Par un mémoire en défense, enregistré le 16 octobre 2025, le préfet de la Sarthe conclut au non-lieu à statuer.
Il fait valoir qu’il a délivré une carte de résident à la requérante le 7 octobre 2025.
La demande d’aide juridictionnelle présentée par Mme A... a été rejetée par une décision du 25 novembre 2025.

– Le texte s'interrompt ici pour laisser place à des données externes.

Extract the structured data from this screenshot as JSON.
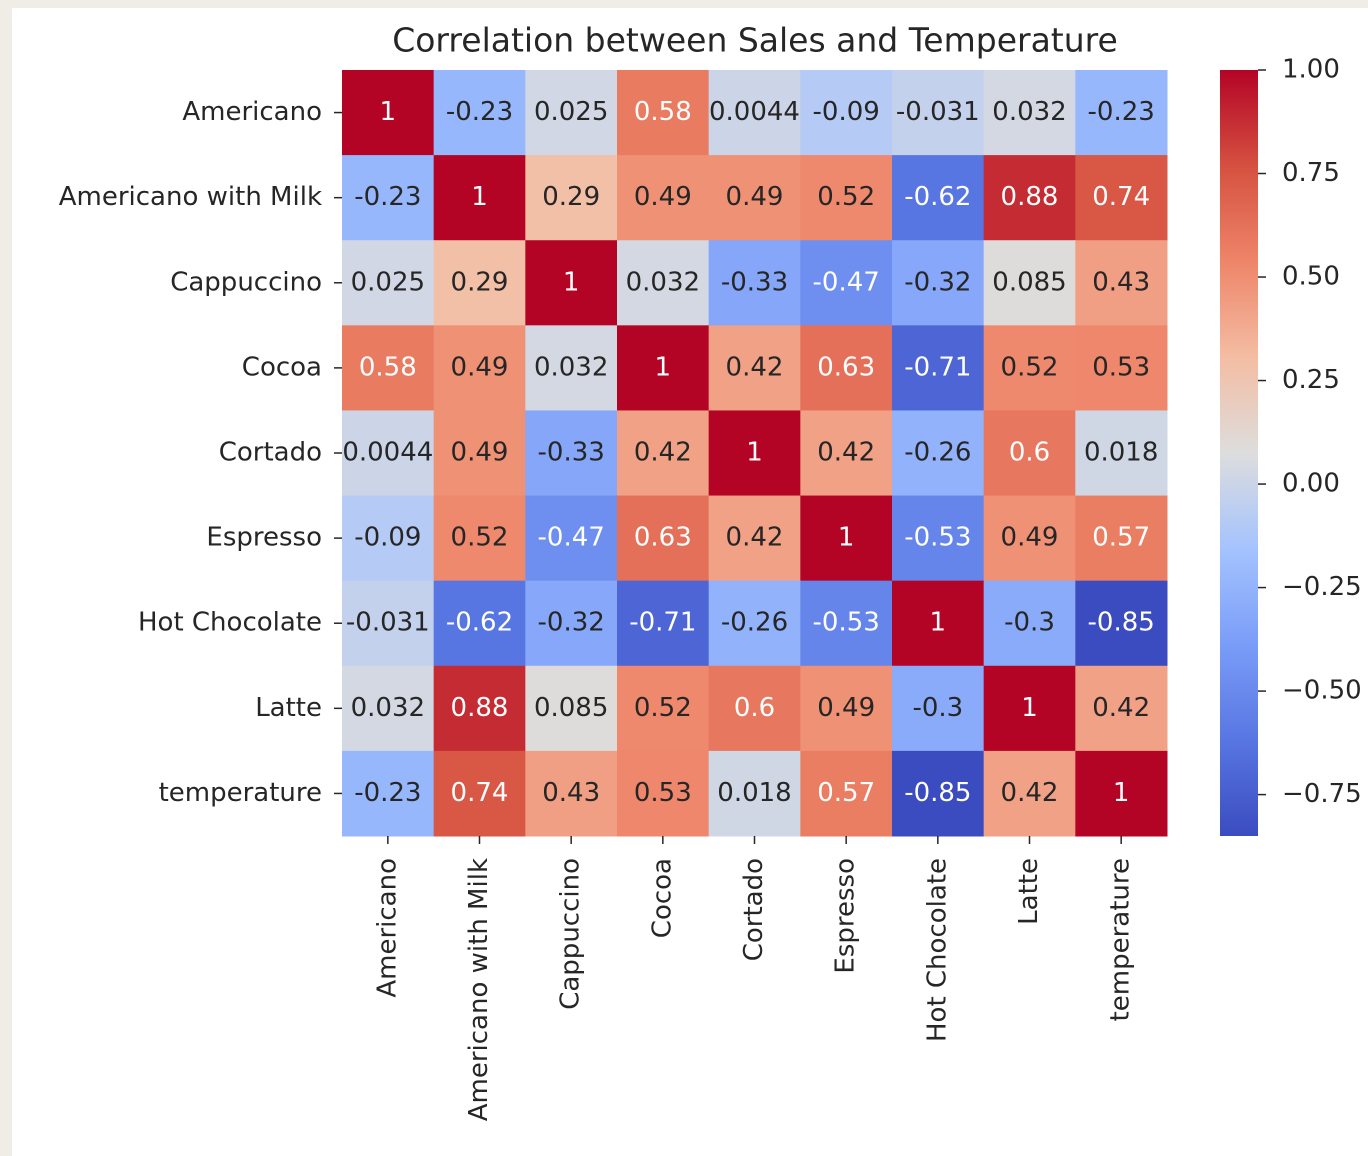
{
  "chart_data": {
    "type": "heatmap",
    "title": "Correlation between Sales and Temperature",
    "categories": [
      "Americano",
      "Americano with Milk",
      "Cappuccino",
      "Cocoa",
      "Cortado",
      "Espresso",
      "Hot Chocolate",
      "Latte",
      "temperature"
    ],
    "z": [
      [
        1,
        -0.23,
        0.025,
        0.58,
        0.0044,
        -0.09,
        -0.031,
        0.032,
        -0.23
      ],
      [
        -0.23,
        1,
        0.29,
        0.49,
        0.49,
        0.52,
        -0.62,
        0.88,
        0.74
      ],
      [
        0.025,
        0.29,
        1,
        0.032,
        -0.33,
        -0.47,
        -0.32,
        0.085,
        0.43
      ],
      [
        0.58,
        0.49,
        0.032,
        1,
        0.42,
        0.63,
        -0.71,
        0.52,
        0.53
      ],
      [
        0.0044,
        0.49,
        -0.33,
        0.42,
        1,
        0.42,
        -0.26,
        0.6,
        0.018
      ],
      [
        -0.09,
        0.52,
        -0.47,
        0.63,
        0.42,
        1,
        -0.53,
        0.49,
        0.57
      ],
      [
        -0.031,
        -0.62,
        -0.32,
        -0.71,
        -0.26,
        -0.53,
        1,
        -0.3,
        -0.85
      ],
      [
        0.032,
        0.88,
        0.085,
        0.52,
        0.6,
        0.49,
        -0.3,
        1,
        0.42
      ],
      [
        -0.23,
        0.74,
        0.43,
        0.53,
        0.018,
        0.57,
        -0.85,
        0.42,
        1
      ]
    ],
    "colormap": "coolwarm",
    "clim": [
      -0.85,
      1
    ],
    "cticks": [
      {
        "value": 1,
        "label": "1.00"
      },
      {
        "value": 0.75,
        "label": "0.75"
      },
      {
        "value": 0.5,
        "label": "0.50"
      },
      {
        "value": 0.25,
        "label": "0.25"
      },
      {
        "value": 0,
        "label": "0.00"
      },
      {
        "value": -0.25,
        "label": "−0.25"
      },
      {
        "value": -0.5,
        "label": "−0.50"
      },
      {
        "value": -0.75,
        "label": "−0.75"
      }
    ]
  }
}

Vu les autres pièces du dossier.
Vu le code de justice administrative.
Considérant ce qui suit :
Aux termes de l'article R. 222-1 du code de justice administrative : « (…) les présidents de formation de jugement des tribunaux (...) peuvent, par ordonnance : / (…) 3° Constater qu'il n'y a pas lieu de statuer sur une requête ; / 4º Rejeter les requêtes manifestement irrecevables, lorsque la juridiction n'est pas tenue d'inviter leur auteur à les régulariser ou qu’elles n’ont pas été régularisées à l’expiration du délai imparti par une demande en ce sens (…) ».
Il ressort des pièces du dossier que, postérieurement à l’enregistrement de la requête, le préfet de la Sarthe a délivré à Mme A... une carte de résident valable du 25 juillet 2025 au 24 juillet 2035. Dès lors, ses conclusions aux fins d’annulation et d’injonction sont devenues sans objet. Il n’y a pas lieu d’y statuer.
Il y a lieu, dans les circonstances de l’espèce, de mettre à la charge de l’Etat une somme de 500 euros en application des dispositions de l’article L. 761-1 du code de justice administrative.
O R D O N N E :
Article 1er : Il n’y a pas lieu de statuer sur les conclusions de Mme A... aux fins d’annulation et d’injonction sous astreinte.
Article 2 : L’Etat versera à Mme A... une somme de 500 (cinq cents) euros en application de l'article L. 761-1 du code de justice administrative.
Article 3 : La présente ordonnance sera notifiée à Mme B... A... et au préfet de la Sarthe.
Fait à Nantes, le .
La présidente,
M.-P. ALLIO-ROUSSEAU
La République mande et ordonne au préfet de la Sarthe en ce qui le concerne ou à tous commissaires de justice à ce requis en ce qui concerne les voies de droit commun contre les parties privées, de pourvoir à l’exécution de la présente décision.